With time short, New Bedford charter bill inches along
Deadline looms, but House vote paves way for a hearing
STATE HOUSE NEWS SERVICE
A CONTROVERSIAL and time-sensitive New Bedford charter school bill inched along on Beacon Hill Wednesday as the House sent the legislation to the Education Committee for review.
The bill’s passage is needed to implement a state-approved deal between city officials and the Alma Del Mar Charter School, which is seeking to open a new campus in New Bedford. Under the terms of the agreement approved in January by the Board of Elementary and Secondary Education, Alma Del Mar would be allowed to open a 450-seat campus for which students would be drawn from a neighborhood zone.
Last week, in a lightly attended House session, Rep. James Hawkins of Attleboro took the unusual step of blocking the bill’s referral to committee, saying the full House should have the chance to weigh in on charter school matters. Rep. Antonio Cabral, who lives in the city that sent the home rule petition to Beacon Hill, is among the lawmakers who oppose the bill, saying last week that anyone who wants to change the way charter schools are approached “ought to submit general legislation to be deliberated and debated in the Legislature.”

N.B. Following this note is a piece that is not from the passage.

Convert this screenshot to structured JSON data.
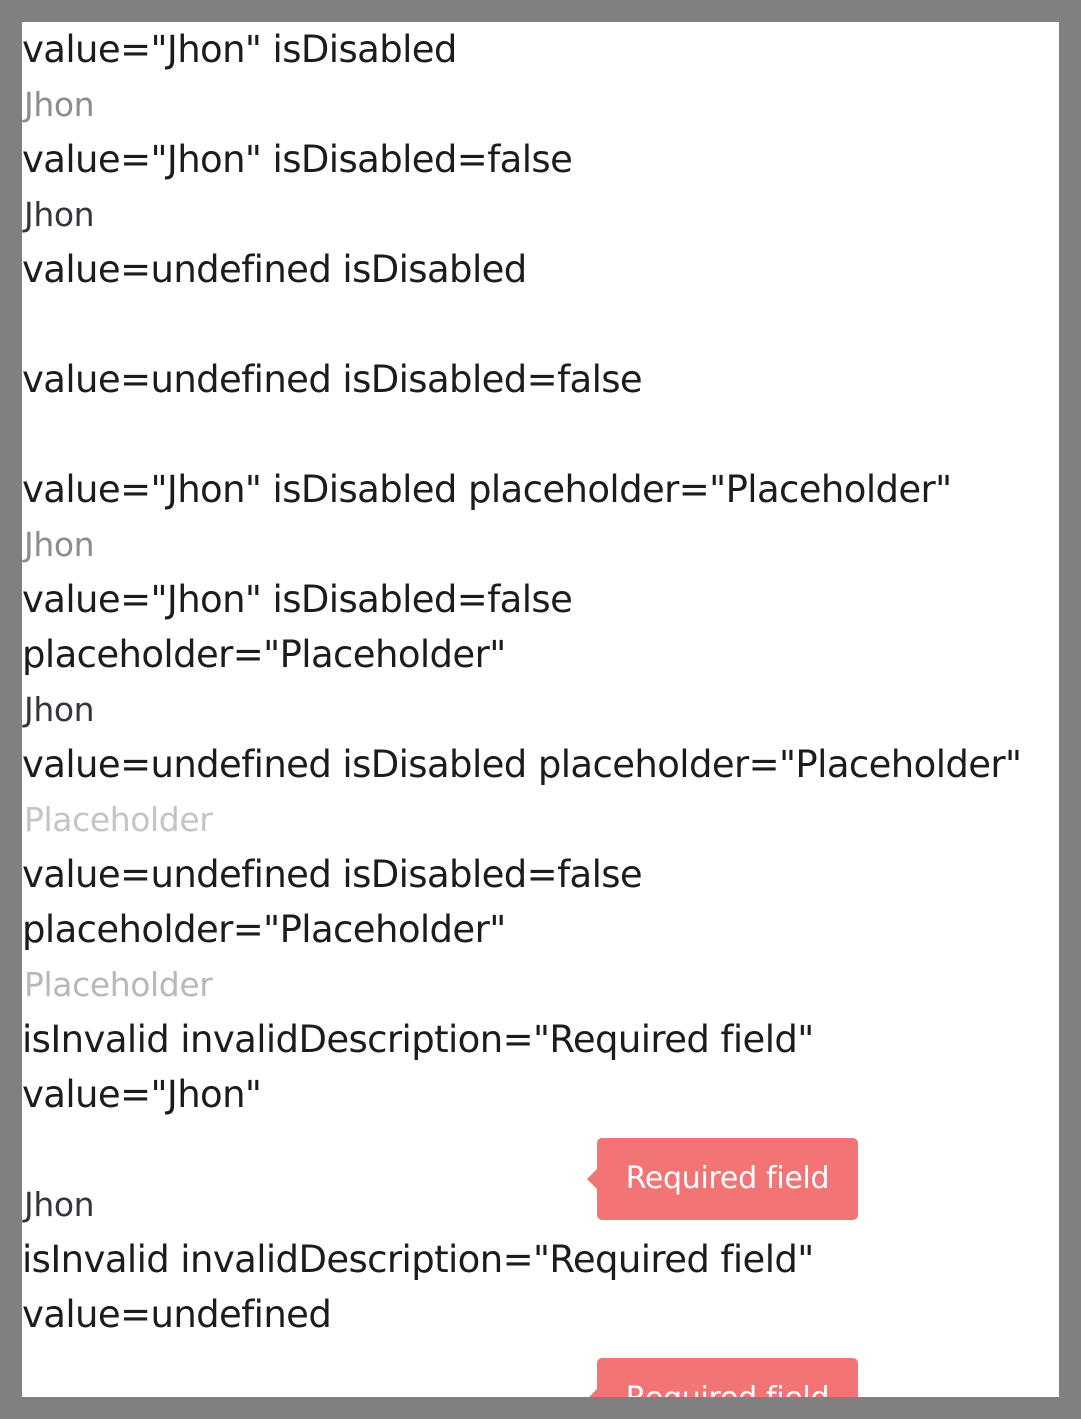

“I still don’t support it as written, but I think the time is right to move it on to a public hearing,” Cabral said. He said a hearing before the Education Committee would be the first opportunity for supporters and opponents to testify “on how they feel about this so-called agreement.”

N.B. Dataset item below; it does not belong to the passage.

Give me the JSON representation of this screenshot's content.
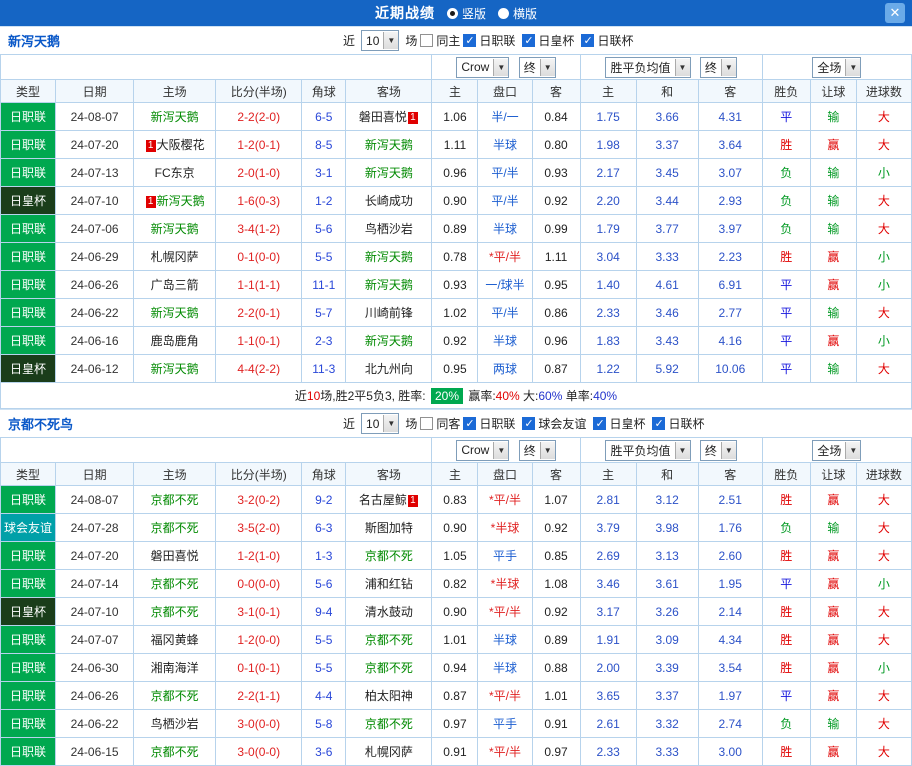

In a statement, Cabral said he made the motion with the support of Reps. Christopher Hendricks and William Straus, who also represent parts of New Bedford. The other two House lawmakers who represent portions of the city, Reps. Christopher Markey and Paul Schmid, sponsored the bill.

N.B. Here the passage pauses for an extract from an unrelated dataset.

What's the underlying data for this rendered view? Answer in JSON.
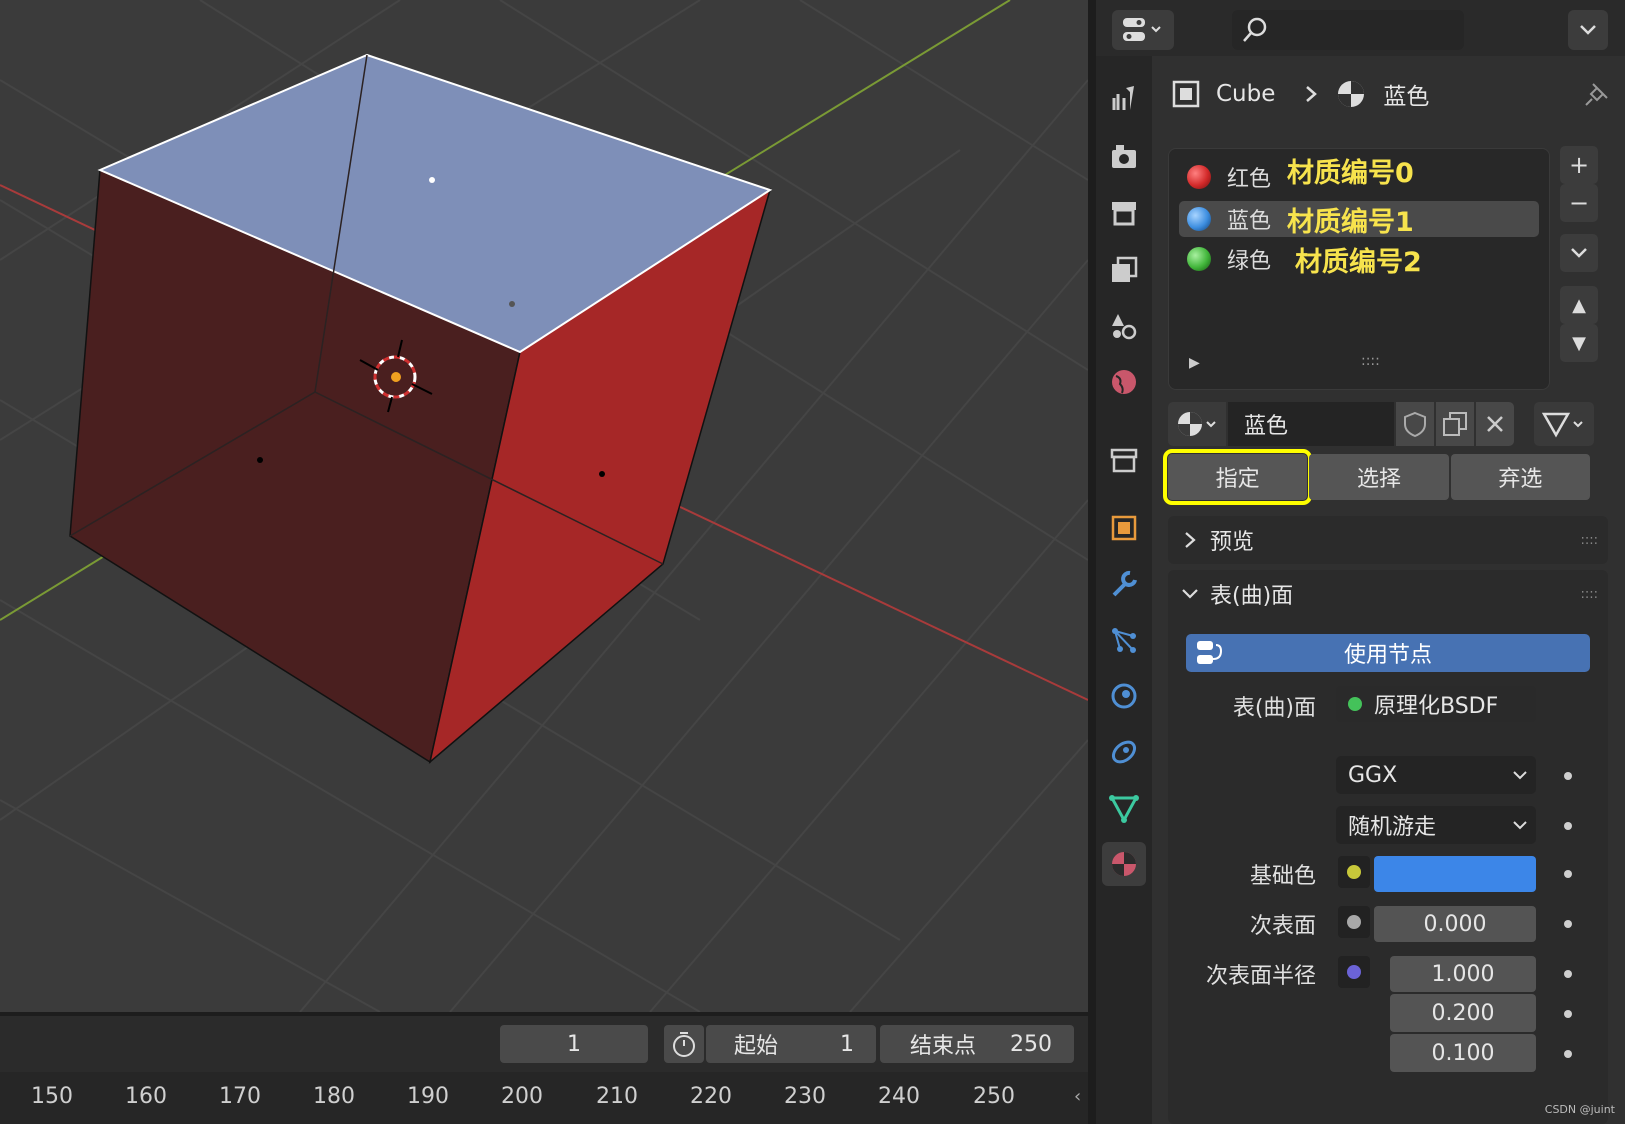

The Senate will need to concur with the House’s referral for the bill to move to the committee.
The bill (HD 4174) would authorize the creation of the neighborhood zone and the transfer of a former elementary school property from New Bedford to Alma Del Mar. If it doesn’t pass, a backup plan approved by the education board would allow Alma Del Mar to instead open a 594-seat campus, using the citywide lottery process that is typical in charter school enrollment.
Riley has said he wants to reach a decision on which option will move forward by the end of May — which is Friday — because students would need to be re-assigned and he wants families to be able to plan for the new school year in September. He has not yet made a decision, according to education officials.
According to proponents of the charter school, it is 75 percent enrolled and parents who have already signed their children up are worried about whether they will be able to attend the school.Markey filed the bill on May 2, and it was referred to the House Rules Committee on May 13.
The charter deal has been pitched by proponents as an innovative approach to education, but deep divisions over charter schools remain in the Legislature, where lawmakers are mindful of the rejection of a charter s school expansion ballot question in 2016. The House and Senate don’t appear in a rush to take up the bill – the branches don’t have any additional formal sessions scheduled this week, just informal sessions on Thursday.